Hanno un potere evocativo, è fuori discussione, ma non brillano di luce propria, siamo noi gli unici custodi. Lascio Banteay Chhmar, stamattina mentre faccio lo zaino mi sembra più grosso del solito. Il pensiero va al materassino, vedo il suo destino.

Ci sono il proprietario di casa e sua figlia più grande in giardino, lui seduto sull’amaca, lei di fianco, uno dei tanti momenti condivisi della loro rilassata quotidianità.

Mi avvicino, come al solito in questo meraviglioso paese l’uomo mi sorride, pronto a venire incontro ad eventuali mie richieste.

Nessuna richiesta, è solo il momento di dare, sperando di regalare un sorriso.

Lascio il Forclaz giallo nelle mani della bambina, un po’ perplessa, non capisce bene cosa sia, il papà mi ringrazia molto. Il tempo di prendere lo zaino per andare e l’uomo l’ha già gonfiato, lo appoggia su una passerella in legno davanti casa per non farlo bucare.

Mi fermo un attimo a guardare, l’ultima immagine che ho è di lei sedutaci sopra, ci dispone con cura le sue cose, i suoi quaderni, pronta a fare i compiti. Scatto una foto di soppiatto, non voglio disturbarla, forzare il momento. Mi sorride timidamente salutandomi.

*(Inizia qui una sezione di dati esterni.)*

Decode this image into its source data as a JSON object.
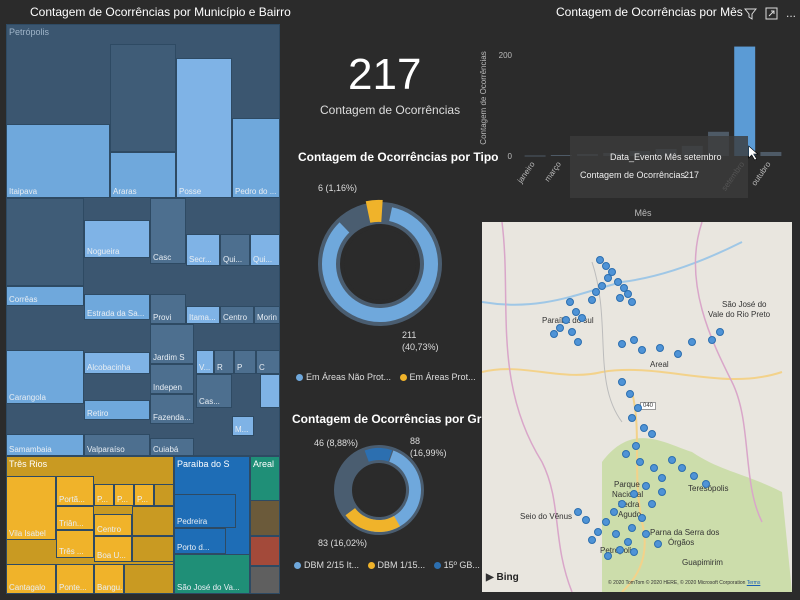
{
  "treemap": {
    "title": "Contagem de Ocorrências por Município e Bairro",
    "groups": {
      "petropolis": "Petrópolis",
      "tres_rios": "Três Rios",
      "paraiba": "Paraíba do S",
      "areal": "Areal"
    },
    "cells": {
      "itaipava": "Itaipava",
      "araras": "Araras",
      "posse": "Posse",
      "pedro": "Pedro do ...",
      "nogueira": "Nogueira",
      "correas": "Corrêas",
      "estrada": "Estrada da Sa...",
      "casc": "Casc",
      "secr": "Secr...",
      "qui1": "Qui...",
      "qui2": "Qui...",
      "provi": "Provi",
      "itama": "Itama...",
      "centro1": "Centro",
      "morin": "Morin",
      "alcobacinha": "Alcobacinha",
      "jardim": "Jardim S",
      "v": "V...",
      "r": "R",
      "p": "P",
      "c": "C",
      "carangola": "Carangola",
      "retiro": "Retiro",
      "indepen": "Indepen",
      "cas": "Cas...",
      "fazenda": "Fazenda...",
      "m": "M...",
      "samambaia": "Samambaia",
      "valparaiso": "Valparaíso",
      "cuiaba": "Cuiabá",
      "porta": "Portã...",
      "p1": "P...",
      "p2": "P...",
      "p3": "P...",
      "vila": "Vila Isabel",
      "trian": "Triân...",
      "centro2": "Centro",
      "tres": "Três ...",
      "boa": "Boa U...",
      "cantagalo": "Cantagalo",
      "ponte": "Ponte...",
      "bangu": "Bangu...",
      "pedreira": "Pedreira",
      "porto": "Porto d...",
      "sao_jose": "São José do Va..."
    }
  },
  "card": {
    "value": "217",
    "label": "Contagem de Ocorrências"
  },
  "donut_tipo": {
    "title": "Contagem de Ocorrências por Tipo",
    "label_small": "6 (1,16%)",
    "label_large_1": "211",
    "label_large_2": "(40,73%)",
    "legend": [
      "Em Áreas Não Prot...",
      "Em Áreas Prot..."
    ],
    "colors": [
      "#6fa8dc",
      "#f0b32a"
    ]
  },
  "donut_grupo": {
    "title": "Contagem de Ocorrências por Grupo",
    "label_left": "46 (8,88%)",
    "label_right_1": "88",
    "label_right_2": "(16,99%)",
    "label_bottom": "83 (16,02%)",
    "legend": [
      "DBM 2/15 It...",
      "DBM 1/15...",
      "15º GB..."
    ],
    "colors": [
      "#6fa8dc",
      "#f0b32a",
      "#2c6fb0"
    ]
  },
  "chart_data": {
    "type": "bar",
    "title": "Contagem de Ocorrências por Mês",
    "xlabel": "Mês",
    "ylabel": "Contagem de Ocorrências",
    "categories": [
      "janeiro",
      "março",
      "",
      "",
      "",
      "",
      "",
      "",
      "setembro",
      "outubro"
    ],
    "values": [
      1,
      2,
      4,
      6,
      10,
      14,
      20,
      48,
      217,
      8
    ],
    "yticks": [
      0,
      200
    ],
    "ylim": [
      0,
      230
    ],
    "highlight_index": 8,
    "colors": {
      "bar": "#4e5a66",
      "highlight": "#5b9bd5"
    }
  },
  "tooltip": {
    "row1_key": "Data_Evento Mês",
    "row1_val": "setembro",
    "row2_key": "Contagem de Ocorrências",
    "row2_val": "217"
  },
  "toolbar": {
    "filter_icon": "filter-icon",
    "focus_icon": "focus-mode-icon",
    "more": "..."
  },
  "map": {
    "labels": {
      "paraiba": "Paraíba do sul",
      "sao_jose_1": "São José do",
      "sao_jose_2": "Vale do Rio Preto",
      "areal": "Areal",
      "teresopolis": "Teresópolis",
      "petropolis": "Petrópolis",
      "seio": "Seio do Vênus",
      "parque_1": "Parque",
      "parque_2": "Nacional",
      "parque_3": "Pedra",
      "parque_4": "Agudo",
      "serra_1": "Parna da Serra dos",
      "serra_2": "Órgãos",
      "guapimirim": "Guapimirim",
      "road": "040",
      "bing": "Bing",
      "copyright": "© 2020 TomTom © 2020 HERE, © 2020 Microsoft Corporation",
      "terms": "Terms"
    }
  }
}
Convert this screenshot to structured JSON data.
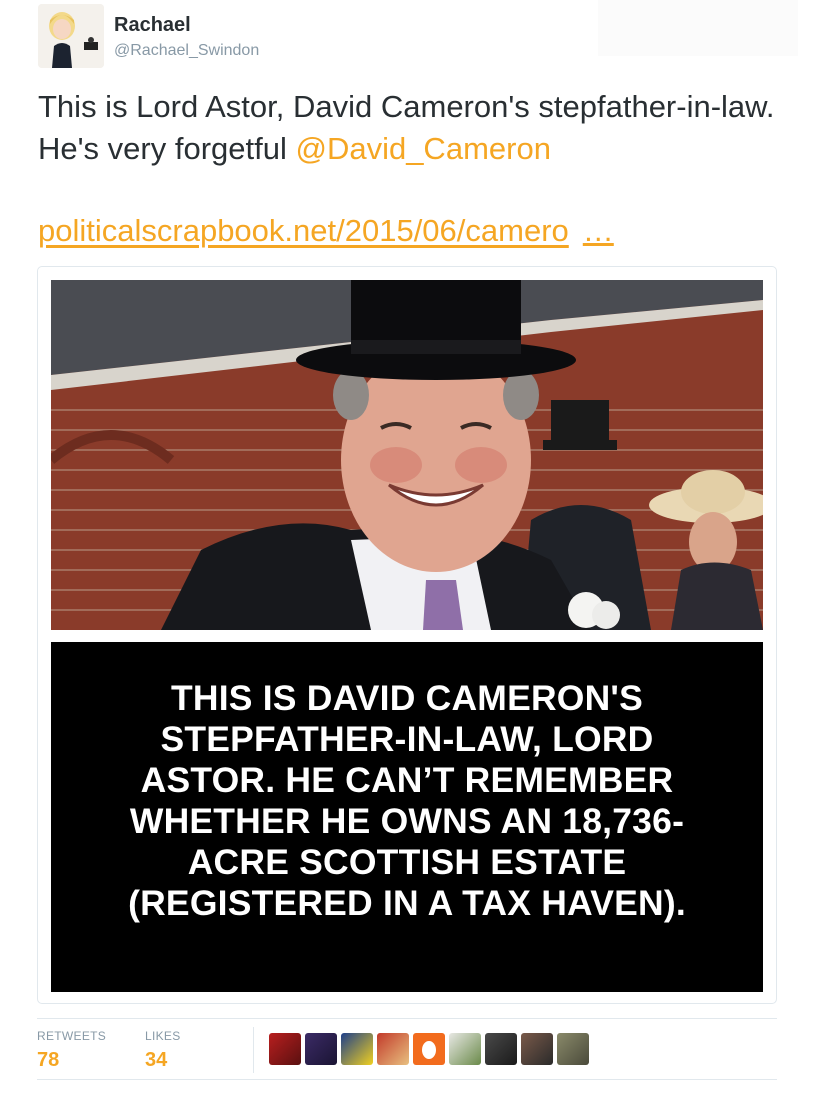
{
  "user": {
    "name": "Rachael",
    "handle": "@Rachael_Swindon"
  },
  "tweet": {
    "text_part1": "This is Lord Astor, David Cameron's stepfather-in-law. He's very forgetful ",
    "mention": "@David_Cameron",
    "link": "politicalscrapbook.net/2015/06/camero",
    "link_ellipsis": "…"
  },
  "media": {
    "caption_lines": [
      "THIS IS DAVID CAMERON'S",
      "STEPFATHER-IN-LAW, LORD",
      "ASTOR. HE CAN’T REMEMBER",
      "WHETHER HE OWNS AN 18,736-",
      "ACRE SCOTTISH ESTATE",
      "(REGISTERED IN A TAX HAVEN)."
    ]
  },
  "stats": {
    "retweets_label": "RETWEETS",
    "retweets_value": "78",
    "likes_label": "LIKES",
    "likes_value": "34"
  },
  "colors": {
    "accent": "#f5a623",
    "text": "#292f33",
    "muted": "#8899a6",
    "border": "#e1e8ed"
  },
  "liker_avatars": [
    "avatar-1",
    "avatar-2",
    "avatar-3",
    "avatar-4",
    "avatar-5",
    "avatar-6",
    "avatar-7",
    "avatar-8",
    "avatar-9"
  ]
}
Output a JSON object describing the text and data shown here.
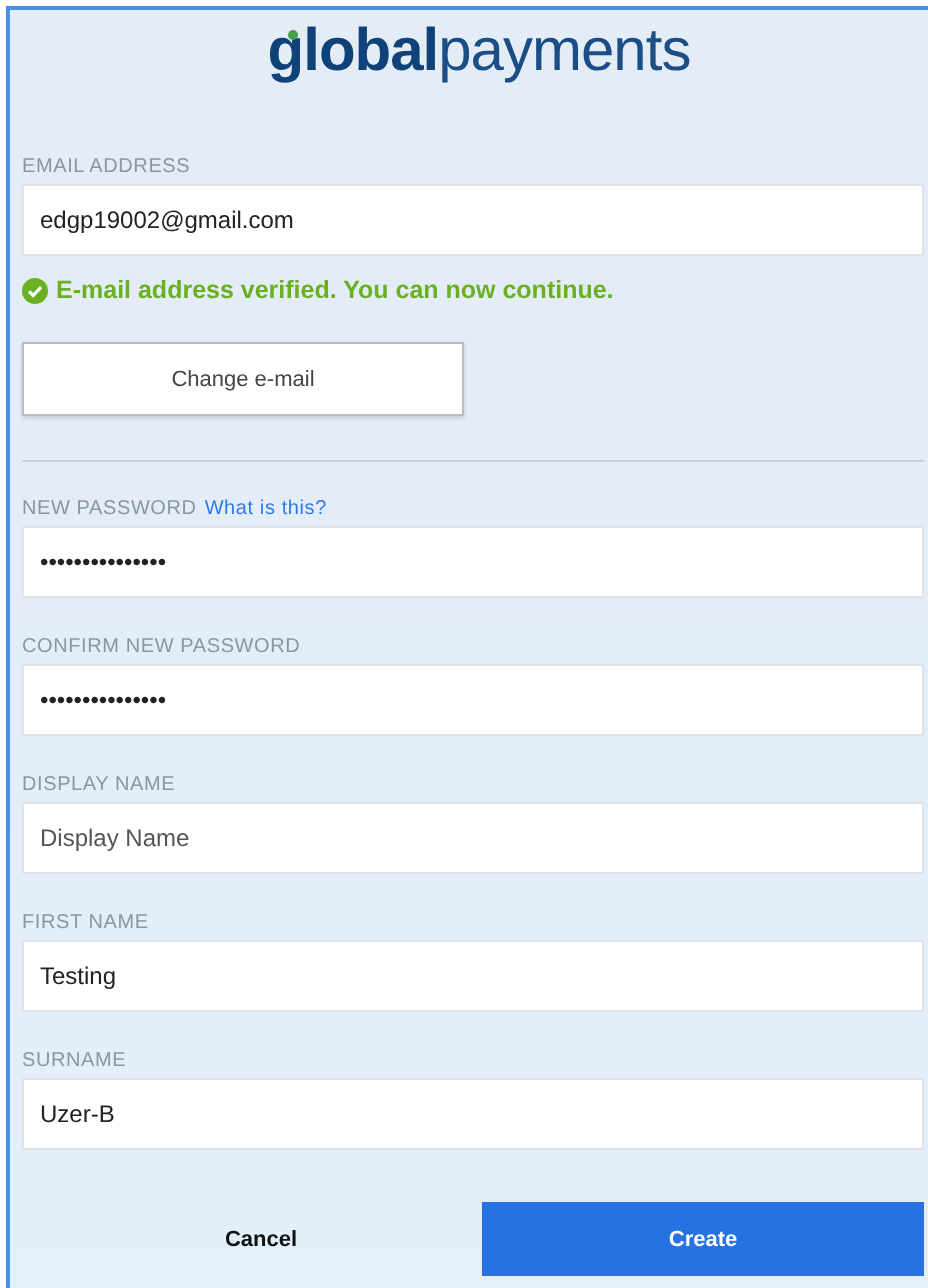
{
  "logo": {
    "bold": "global",
    "light": "payments"
  },
  "email": {
    "label": "EMAIL ADDRESS",
    "value": "edgp19002@gmail.com"
  },
  "verified_message": "E-mail address verified. You can now continue.",
  "change_email_button": "Change e-mail",
  "fields": [
    {
      "label": "NEW PASSWORD",
      "link": "What is this?",
      "value": "•••••••••••••••"
    },
    {
      "label": "CONFIRM NEW PASSWORD",
      "value": "•••••••••••••••"
    },
    {
      "label": "DISPLAY NAME",
      "placeholder": "Display Name"
    },
    {
      "label": "FIRST NAME",
      "value": "Testing"
    },
    {
      "label": "SURNAME",
      "value": "Uzer-B"
    }
  ],
  "buttons": [
    {
      "label": "Cancel",
      "kind": "plain"
    },
    {
      "label": "Create",
      "kind": "primary"
    }
  ]
}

Quel materassino giallo scarrozzato inutilmente in giro per migliaia di chilometri, diverse volte mi sono chiesto perchè l’ho portato, perchè continuavo a tenerlo con me. Alla fine un oggetto inutile, dal mio punto di vista da buttare, è arrivato dove doveva. Dove per qualcun altro inutile non è.

Magari domani sarà bucato, dimenticato, non importa. Oggi regala dei sorrisi, suoi, del papà, miei. Ancora una volta dare è immensamente più gratificante che possedere.

Lascio gli oggetti, tengo i ricordi.